Звали этого юношу Александр Дмитриевич Ланской. Было ему двадцать шесть лет.
Был он собою красавец, читатель, – высокий, тонкий в стане, с лицом нежным, почти девичьим, и глазами добрыми, в которых, по слову самой Екатерины, «душа искрилась из глаз». Происхождения самого скромного: смоленский дворянчик, сын армейского капитана, явившийся ко двору в чине поручика без гроша в кармане и без единой связи. Не было в нём ни орловской удали, ни потёмкинского размаха, ни той хищной хватки, какой отличались прочие временщики. Был он кроток, негорд, услужлив.
«Сущий ангел», – говорили о нём при дворе, и говорили, что удивительно, без обычной придворной зависти.
А ведь зависть была чему! С осени 1779 года судьба этого юноши пошла вверх так круто, что захватывало дух: за какие-нибудь четыре года из безвестного поручика он стал полковником, флигель-адъютантом, действительным камергером, потом генерал-поручиком и поручиком блистательного Кавалергардского корпуса – фактическим командиром личной охраны государыни, а к началу 1784 года генерал-адъютантом, и Екатерина уже готовила для своего любимца графский титул.
Каково для смоленского недоросля? Иной бы на его месте закружился, начал бы хватать деревни да души, как хватали все. Ланской не хватал…
Вот это, читатель, и есть главная загадка его короткой жизни.
Оставим на минуту хронику чинов и вглядимся в самого человека. Образования настоящего он не получил, да какое образование у бедного армейского сына? Но был умён от природы и любопытен.
И Екатерина (вообразим себе эту картину!) сама села его обучать. Великая государыня, переписывавшаяся с Вольтером и Дидро, по вечерам растолковывала своему Саше французскую грамматику, водила его по картинным галереям, подсовывала книги по истории. И юноша оказался способным учеником.
Он пристрастился к живописи, к собиранию редкостей, к чтению. А ещё умел он вырезать из чёрной бумаги силуэты, модную тогда затею. Раз вырезал он профиль императрицы, да так схоже, что сама Екатерина с гордостью писала барону Гримму, будто с того силуэта отчеканили после её портрет на серебряном рубле. Поди ж ты!

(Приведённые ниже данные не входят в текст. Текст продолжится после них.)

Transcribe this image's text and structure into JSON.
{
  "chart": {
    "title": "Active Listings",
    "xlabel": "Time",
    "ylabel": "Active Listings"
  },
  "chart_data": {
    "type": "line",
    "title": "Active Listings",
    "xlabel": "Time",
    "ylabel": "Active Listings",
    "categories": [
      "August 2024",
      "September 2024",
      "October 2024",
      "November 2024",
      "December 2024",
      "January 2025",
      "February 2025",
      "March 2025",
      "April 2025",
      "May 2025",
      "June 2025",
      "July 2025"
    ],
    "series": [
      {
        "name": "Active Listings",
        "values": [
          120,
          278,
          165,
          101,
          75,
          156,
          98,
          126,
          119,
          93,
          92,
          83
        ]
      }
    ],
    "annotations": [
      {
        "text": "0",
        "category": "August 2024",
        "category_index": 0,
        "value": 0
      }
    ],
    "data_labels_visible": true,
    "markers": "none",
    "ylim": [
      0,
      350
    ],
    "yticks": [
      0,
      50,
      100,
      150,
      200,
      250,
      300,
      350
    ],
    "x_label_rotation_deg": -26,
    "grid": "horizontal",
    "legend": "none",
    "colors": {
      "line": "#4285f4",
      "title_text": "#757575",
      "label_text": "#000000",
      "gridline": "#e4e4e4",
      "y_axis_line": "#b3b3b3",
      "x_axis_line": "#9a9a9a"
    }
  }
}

Чем же он держался при ней целых четыре года – срок для фаворита немалый? Не интригой. Не лестью даже. Тем держался, чего у двора не купишь ни за какие деньги, а именно искренней, бескорыстной привязанностью. Ланской не входил ни в одну придворную партию, не плёл козней, не торговал своим влиянием.
Я скажу больше: мне это в нём дороже всего прочего. Он был при Екатерине и более ни при ком. Орлов, Васильчиков, Потёмкин, Завадовский, Зорич, Корсаков, а после него Ермолов, Мамонов, Зубов – все они так или иначе тянули из казны, рвались к власти, путались в политику. Этот один не тянул ничего. Ему довольно было её одной!

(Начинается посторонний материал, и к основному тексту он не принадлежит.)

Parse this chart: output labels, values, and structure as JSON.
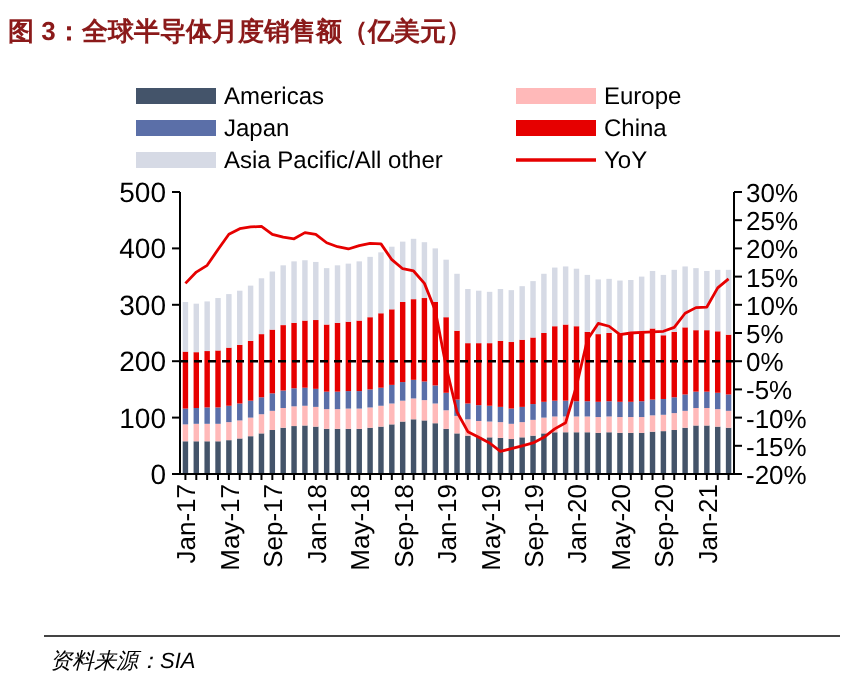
{
  "chart_data": {
    "type": "bar",
    "title": "图 3：全球半导体月度销售额（亿美元）",
    "categories": [
      "Jan-17",
      null,
      null,
      null,
      "May-17",
      null,
      null,
      null,
      "Sep-17",
      null,
      null,
      null,
      "Jan-18",
      null,
      null,
      null,
      "May-18",
      null,
      null,
      null,
      "Sep-18",
      null,
      null,
      null,
      "Jan-19",
      null,
      null,
      null,
      "May-19",
      null,
      null,
      null,
      "Sep-19",
      null,
      null,
      null,
      "Jan-20",
      null,
      null,
      null,
      "May-20",
      null,
      null,
      null,
      "Sep-20",
      null,
      null,
      null,
      "Jan-21",
      null,
      null
    ],
    "stacked": true,
    "series": [
      {
        "name": "Americas",
        "color": "#44546a",
        "values": [
          58,
          58,
          58,
          58,
          60,
          63,
          67,
          72,
          78,
          82,
          85,
          86,
          84,
          80,
          80,
          80,
          80,
          82,
          84,
          88,
          93,
          97,
          95,
          90,
          80,
          72,
          68,
          66,
          65,
          64,
          62,
          65,
          68,
          72,
          74,
          74,
          74,
          74,
          73,
          74,
          73,
          73,
          73,
          75,
          76,
          78,
          82,
          86,
          86,
          84,
          82
        ]
      },
      {
        "name": "Europe",
        "color": "#ffb9b9",
        "values": [
          30,
          31,
          31,
          31,
          32,
          32,
          33,
          34,
          34,
          35,
          35,
          35,
          35,
          35,
          35,
          36,
          36,
          36,
          37,
          37,
          37,
          37,
          36,
          35,
          33,
          31,
          29,
          28,
          28,
          28,
          27,
          27,
          28,
          28,
          28,
          28,
          28,
          28,
          28,
          28,
          28,
          28,
          28,
          29,
          29,
          30,
          30,
          31,
          31,
          31,
          30
        ]
      },
      {
        "name": "Japan",
        "color": "#5b6fa8",
        "values": [
          28,
          28,
          29,
          29,
          29,
          30,
          30,
          30,
          31,
          31,
          32,
          32,
          32,
          31,
          31,
          31,
          31,
          32,
          32,
          33,
          33,
          33,
          33,
          32,
          31,
          29,
          28,
          28,
          28,
          27,
          27,
          27,
          28,
          28,
          28,
          28,
          27,
          27,
          27,
          27,
          27,
          27,
          28,
          28,
          28,
          28,
          29,
          29,
          29,
          29,
          29
        ]
      },
      {
        "name": "China",
        "color": "#e60000",
        "values": [
          101,
          99,
          100,
          101,
          103,
          104,
          106,
          112,
          113,
          116,
          116,
          119,
          122,
          119,
          122,
          123,
          125,
          128,
          132,
          134,
          142,
          143,
          148,
          148,
          134,
          122,
          107,
          110,
          111,
          117,
          118,
          119,
          118,
          122,
          132,
          135,
          133,
          123,
          120,
          121,
          120,
          122,
          123,
          126,
          113,
          116,
          119,
          109,
          109,
          109,
          106
        ]
      },
      {
        "name": "Asia Pacific/All other",
        "color": "#d6dae5",
        "values": [
          88,
          86,
          88,
          93,
          95,
          96,
          98,
          99,
          103,
          106,
          109,
          107,
          103,
          100,
          102,
          103,
          105,
          107,
          108,
          111,
          107,
          107,
          99,
          95,
          102,
          101,
          96,
          93,
          91,
          92,
          92,
          95,
          100,
          105,
          104,
          103,
          102,
          101,
          97,
          96,
          95,
          94,
          98,
          102,
          107,
          110,
          108,
          110,
          105,
          109,
          115
        ]
      },
      {
        "name": "YoY",
        "type": "line",
        "axis": "y2",
        "color": "#e60000",
        "values": [
          13.8,
          15.8,
          17.0,
          19.8,
          22.5,
          23.5,
          23.8,
          23.9,
          22.5,
          22.0,
          21.7,
          22.8,
          22.5,
          21.0,
          20.3,
          19.9,
          20.5,
          20.9,
          20.8,
          18.0,
          16.4,
          16.0,
          13.8,
          9.0,
          -1.0,
          -9.0,
          -12.5,
          -13.5,
          -14.5,
          -16.0,
          -15.5,
          -15.0,
          -14.5,
          -13.5,
          -12.0,
          -10.9,
          -4.4,
          3.8,
          6.7,
          6.2,
          4.7,
          5.0,
          5.1,
          5.2,
          5.3,
          6.0,
          8.5,
          9.5,
          9.6,
          13.0,
          14.6
        ]
      }
    ],
    "ylim": [
      0,
      500
    ],
    "yticks": [
      0,
      100,
      200,
      300,
      400,
      500
    ],
    "y2lim": [
      -20,
      30
    ],
    "y2ticks": [
      {
        "value": -20,
        "label": "-20%"
      },
      {
        "value": -15,
        "label": "-15%"
      },
      {
        "value": -10,
        "label": "-10%"
      },
      {
        "value": -5,
        "label": "-5%"
      },
      {
        "value": 0,
        "label": "0%"
      },
      {
        "value": 5,
        "label": "5%"
      },
      {
        "value": 10,
        "label": "10%"
      },
      {
        "value": 15,
        "label": "15%"
      },
      {
        "value": 20,
        "label": "20%"
      },
      {
        "value": 25,
        "label": "25%"
      },
      {
        "value": 30,
        "label": "30%"
      }
    ],
    "ref_lines": [
      {
        "axis": "y2",
        "value": 0,
        "color": "#000000",
        "line_style": "dashed"
      }
    ],
    "legend": "top",
    "grid": false,
    "annotations": [
      "资料来源：SIA"
    ]
  }
}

И она это чувствовала. В письмах своих к барону Гримму, верному заграничному конфиденту, Екатерина писала о нём с нежностью, какой не уделяла, пожалуй, никому:
«Он всегда огонь и пламя, а тут весь становится душа, и она искрится у него из глаз…»
Каково сказано? Так пишут не о любовнике – так пишут о родной душе.
Между тем над головой счастливца уже сгущалось.
В июне 1784 года Ланской занемог. Сперва думали, что пустяк, простуда. Но болезнь оказалась злой: жестокая жаба – нынче сказали бы дифтерит или скарлатина, а следом горячка. Пять дней молодой богатырь таял на глазах. Екатерина не отпускала от него докторов, сама не спала, сама подавала питьё.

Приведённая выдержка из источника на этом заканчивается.